The SPLC report credits Louis Beam, an early 1980s Ku Klux Klan leader in Texas, with popularizing the concept of “leaderless resistance” in a seminal (for the white supremacist movement) 1983 essay he wrote about the dangers of large, top-down groups. Beam implored his followers to move into single or small-cell terrorism. He specified no more than six men, an idea that was picked up and adopted by white supremacists, and also by jihadists.

Frustration by a perceived lack of action by large groups helps fuel these individuals, said Southern Poverty Law Center Senior Fellow Mark Potok.

“They get tired of the meet, eat, and retreat crowd, all the talk about the evils of black people, gay people, Muslim people,” he said. “They get sick of all the talk, and they’re moving out on their own and begin to shoot.”

The SPLC tells the story of Tom Metzger, the prominent neo-Nazi in Indiana who took up the leaderless banner after Beam, promoting his ideas with such publications as his “Laws for the Lone Wolf,” posted on his Resist.com website. Metzger’s advice for fellow racists: avoid membership in groups, keep cash on hand for emergencies and “never truly admit to anything.”

“Never keep any records of your activities that can connect you to the activity,” he wrote. “Keep in mind that repeated activity in one area will lead to increased attention to the area and possibly to you. The more you change your tactics, the more effective you will become.”

As an example of the dangers posed by public membership in racist groups, Potok pointed to House Republican Whip, Rep. Steve Scalise of Louisiana, who was ripped for speaking at a David Duke-connected white supremacist conference.
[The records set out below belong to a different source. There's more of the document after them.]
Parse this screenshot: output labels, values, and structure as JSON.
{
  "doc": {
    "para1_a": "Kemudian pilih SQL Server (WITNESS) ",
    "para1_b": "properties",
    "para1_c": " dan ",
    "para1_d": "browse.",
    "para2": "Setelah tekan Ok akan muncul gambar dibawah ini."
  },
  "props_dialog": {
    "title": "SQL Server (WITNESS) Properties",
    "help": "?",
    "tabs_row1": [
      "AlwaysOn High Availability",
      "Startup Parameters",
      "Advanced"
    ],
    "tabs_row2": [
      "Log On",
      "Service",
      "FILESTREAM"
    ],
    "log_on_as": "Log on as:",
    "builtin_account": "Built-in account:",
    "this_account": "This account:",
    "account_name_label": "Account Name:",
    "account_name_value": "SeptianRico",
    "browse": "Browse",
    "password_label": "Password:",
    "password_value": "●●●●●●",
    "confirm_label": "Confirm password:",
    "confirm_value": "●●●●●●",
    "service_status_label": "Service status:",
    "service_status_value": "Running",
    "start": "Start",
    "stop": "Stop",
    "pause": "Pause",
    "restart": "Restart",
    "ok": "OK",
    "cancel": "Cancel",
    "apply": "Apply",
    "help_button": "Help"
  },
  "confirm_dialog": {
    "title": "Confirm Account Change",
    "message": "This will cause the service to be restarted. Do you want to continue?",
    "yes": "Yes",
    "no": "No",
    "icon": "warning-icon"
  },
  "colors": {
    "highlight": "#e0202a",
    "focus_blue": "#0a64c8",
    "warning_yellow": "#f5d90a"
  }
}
“He was able to hang on to his job and post, but it was very, very costly, and that’s what’s making people move away from these groups,” Potok said.

The shocking murder of three Muslim students this week in Chapel Hill, North Carolina, raised questions about whether the shooting was about a parking space or about a hate-filled lone wolf attacking their religion.

“It’s very hard to disentangle,” says Potok, noting that the women wore headscarves and that one of the slain women had told her father she was wary of a neighbor—the neighbor who, in the end, killed her.